The defendants also allegedly “negotiated and purchased drawback rights and import information from plastic resin importers and provided Pacific Rim with delivery certificates in order to submit additional fraudulent drawback claims in the name of Pacific Rim and TPP Export’s other clients,” DOJ said. Pacific Rim was eligible for accelerated drawback as a result of a $1 million customs bond obtained in 2013, which was soon increased to $2 million, DOJ said. “In exchange for using its accelerated drawback program privileges and name on drawback claims, Pacific Rim received approximately 15% to 20% of the proceeds of its drawback claims. The drawback consulting company received fees for preparation of the false drawback claims on a per-container basis.”

Between 2014 and 2017, “Pacific Rim caused to be filed at least 68 claims seeking drawbacks totaling at least $7,216,925 and received at least $6,427,902 based upon such claims,” DOJ said in the indictment. Other “clients” got “as much as an additional $34,000,000 in total refunds,” the release from the California office said.

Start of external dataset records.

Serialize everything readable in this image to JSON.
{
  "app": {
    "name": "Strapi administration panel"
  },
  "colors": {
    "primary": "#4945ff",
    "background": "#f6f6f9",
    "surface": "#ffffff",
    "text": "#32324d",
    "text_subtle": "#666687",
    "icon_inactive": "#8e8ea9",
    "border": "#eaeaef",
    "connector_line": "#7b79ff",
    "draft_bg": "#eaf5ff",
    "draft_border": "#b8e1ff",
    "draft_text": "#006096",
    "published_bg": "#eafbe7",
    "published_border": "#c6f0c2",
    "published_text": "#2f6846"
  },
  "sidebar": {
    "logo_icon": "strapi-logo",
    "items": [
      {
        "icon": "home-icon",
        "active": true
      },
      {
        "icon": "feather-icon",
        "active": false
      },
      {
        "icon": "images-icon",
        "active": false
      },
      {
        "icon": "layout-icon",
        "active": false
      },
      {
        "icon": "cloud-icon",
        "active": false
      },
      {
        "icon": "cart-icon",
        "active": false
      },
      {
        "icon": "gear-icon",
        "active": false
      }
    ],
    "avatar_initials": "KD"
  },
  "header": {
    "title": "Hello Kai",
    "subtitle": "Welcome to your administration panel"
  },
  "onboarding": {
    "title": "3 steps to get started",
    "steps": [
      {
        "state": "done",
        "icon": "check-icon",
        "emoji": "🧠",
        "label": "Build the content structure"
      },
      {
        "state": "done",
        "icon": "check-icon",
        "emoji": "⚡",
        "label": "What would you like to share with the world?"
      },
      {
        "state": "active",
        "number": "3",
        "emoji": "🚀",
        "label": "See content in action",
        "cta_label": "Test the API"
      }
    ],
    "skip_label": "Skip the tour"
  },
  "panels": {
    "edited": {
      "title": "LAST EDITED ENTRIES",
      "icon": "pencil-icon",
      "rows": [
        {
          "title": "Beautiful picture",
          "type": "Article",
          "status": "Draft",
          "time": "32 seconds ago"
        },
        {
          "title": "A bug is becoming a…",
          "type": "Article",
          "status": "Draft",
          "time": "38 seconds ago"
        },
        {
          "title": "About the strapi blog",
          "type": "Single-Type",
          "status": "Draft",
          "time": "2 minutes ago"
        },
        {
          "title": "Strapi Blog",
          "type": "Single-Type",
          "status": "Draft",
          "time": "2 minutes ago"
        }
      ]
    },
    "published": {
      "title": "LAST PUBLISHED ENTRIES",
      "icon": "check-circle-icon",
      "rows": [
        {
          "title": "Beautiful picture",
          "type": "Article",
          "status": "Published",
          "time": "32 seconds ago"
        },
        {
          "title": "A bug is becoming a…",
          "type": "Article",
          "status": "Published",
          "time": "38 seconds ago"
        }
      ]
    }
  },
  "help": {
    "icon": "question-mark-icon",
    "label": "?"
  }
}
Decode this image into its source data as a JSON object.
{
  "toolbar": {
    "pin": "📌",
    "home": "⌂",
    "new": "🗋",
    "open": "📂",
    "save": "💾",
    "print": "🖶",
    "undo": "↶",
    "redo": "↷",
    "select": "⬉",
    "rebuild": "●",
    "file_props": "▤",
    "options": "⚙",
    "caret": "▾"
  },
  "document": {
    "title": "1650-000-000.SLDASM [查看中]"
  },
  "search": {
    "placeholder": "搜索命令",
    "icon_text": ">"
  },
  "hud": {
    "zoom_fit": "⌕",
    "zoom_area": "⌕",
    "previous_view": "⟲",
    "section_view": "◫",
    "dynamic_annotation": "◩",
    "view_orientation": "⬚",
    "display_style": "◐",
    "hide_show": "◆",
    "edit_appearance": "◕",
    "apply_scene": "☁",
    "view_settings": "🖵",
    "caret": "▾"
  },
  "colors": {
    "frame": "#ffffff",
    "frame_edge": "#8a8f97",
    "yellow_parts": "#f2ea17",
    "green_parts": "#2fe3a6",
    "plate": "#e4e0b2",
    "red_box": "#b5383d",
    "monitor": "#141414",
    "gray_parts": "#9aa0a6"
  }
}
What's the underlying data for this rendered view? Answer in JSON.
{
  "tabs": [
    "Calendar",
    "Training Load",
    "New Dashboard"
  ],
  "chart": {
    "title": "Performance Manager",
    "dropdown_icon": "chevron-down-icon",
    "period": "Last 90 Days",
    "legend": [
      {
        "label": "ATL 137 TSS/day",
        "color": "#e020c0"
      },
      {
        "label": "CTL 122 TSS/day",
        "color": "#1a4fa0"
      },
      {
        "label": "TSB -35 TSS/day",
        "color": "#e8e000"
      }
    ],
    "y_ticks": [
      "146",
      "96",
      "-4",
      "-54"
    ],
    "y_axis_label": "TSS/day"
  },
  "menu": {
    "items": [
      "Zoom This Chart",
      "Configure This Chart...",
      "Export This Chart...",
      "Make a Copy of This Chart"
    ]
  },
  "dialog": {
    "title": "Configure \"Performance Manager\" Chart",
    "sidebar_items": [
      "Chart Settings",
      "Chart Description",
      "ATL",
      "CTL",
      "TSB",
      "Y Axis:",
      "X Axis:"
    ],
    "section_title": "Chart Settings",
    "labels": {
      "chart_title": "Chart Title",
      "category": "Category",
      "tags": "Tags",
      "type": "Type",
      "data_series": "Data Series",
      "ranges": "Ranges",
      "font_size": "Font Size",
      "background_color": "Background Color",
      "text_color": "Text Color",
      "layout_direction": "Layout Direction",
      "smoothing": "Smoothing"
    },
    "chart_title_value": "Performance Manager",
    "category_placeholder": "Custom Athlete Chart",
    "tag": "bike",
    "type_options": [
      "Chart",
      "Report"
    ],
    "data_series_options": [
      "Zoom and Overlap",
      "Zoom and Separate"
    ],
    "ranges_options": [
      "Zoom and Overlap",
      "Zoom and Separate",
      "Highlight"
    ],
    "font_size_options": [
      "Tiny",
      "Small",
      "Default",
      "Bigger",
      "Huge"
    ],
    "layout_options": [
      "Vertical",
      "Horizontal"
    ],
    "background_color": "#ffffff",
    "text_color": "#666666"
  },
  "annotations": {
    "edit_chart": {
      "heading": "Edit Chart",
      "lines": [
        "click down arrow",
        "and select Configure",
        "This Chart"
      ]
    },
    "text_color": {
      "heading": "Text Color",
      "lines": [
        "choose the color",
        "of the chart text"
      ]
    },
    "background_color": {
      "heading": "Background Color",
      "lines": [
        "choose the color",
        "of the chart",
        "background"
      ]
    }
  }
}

The investigation was started after a shipping company had to pay to destroy 128 containers of tires that were abandoned in Busan, South Korea. “A comparison of the export documents to the refund claims suggests the coconspirators altered the paperwork so that 'scrap rubber' appeared as 'PFTE Resin' and 'EFTE Resin,'” the release said. “The indictment alleges that if the actual contents of the containers -- scrap rubber tires -- had been reported to CBP, Pacific Rim’s drawback claims would not have been granted.”